BACKGROUND Jumping translocations (JT) are uncommon cytogenetic abnormalities involving nonreciprocal translocations of a single donor chromosome onto 2 or more chromosomes. The clinical characteristics and prognosis of JTs in patients with myeloid malignancies are not well described. MATERIALS AND METHODS We searched our cytogenetic database from 2003 to 2014 to identify cases of myeloid malignancies associated with a JT. These cases were cross-referenced with our clinical databases to determine patient characteristics, response to treatment and overall survival. RESULTS We identified 10 patients with myeloid malignancies and a JT: 4 cases of acute myeloid leukemia with myelodysplastic syndrome-related changes, 4 cases of myelodysplastic syndrome, and 2 cases of postpolycythemia myelofibrosis.

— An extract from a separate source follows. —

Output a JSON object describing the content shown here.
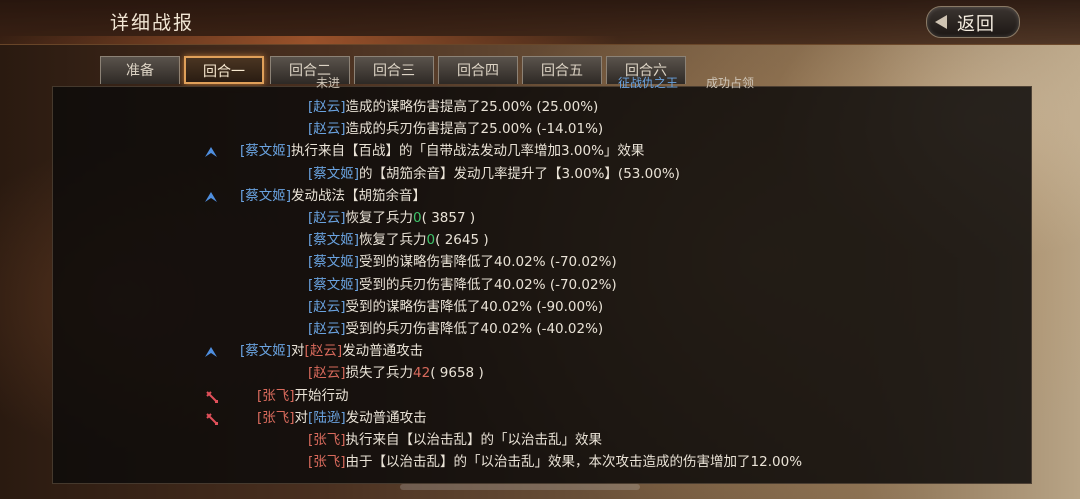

The donor segment was derived from chromosome 1 in every case. The acquisition of a JT was a late occurrence, with a median time to JT development of 24.9 months (range, 0-248 months) from diagnosis. The overall response to treatment was poor, with no patients experiencing a response to conventional chemotherapy or hypomethylating agents. The median overall survival for the group was 9 months (95% confidence interval, 2.5-15.5) after identification of a JT. CONCLUSION The acquisition of a JT in patients with myeloid malignancies appears to be a late event and is associated with myelodysplasia. In our series, this was associated with a poor prognosis with a poor response to treatment, disease transformation to acute myeloid leukemia, and short overall survival.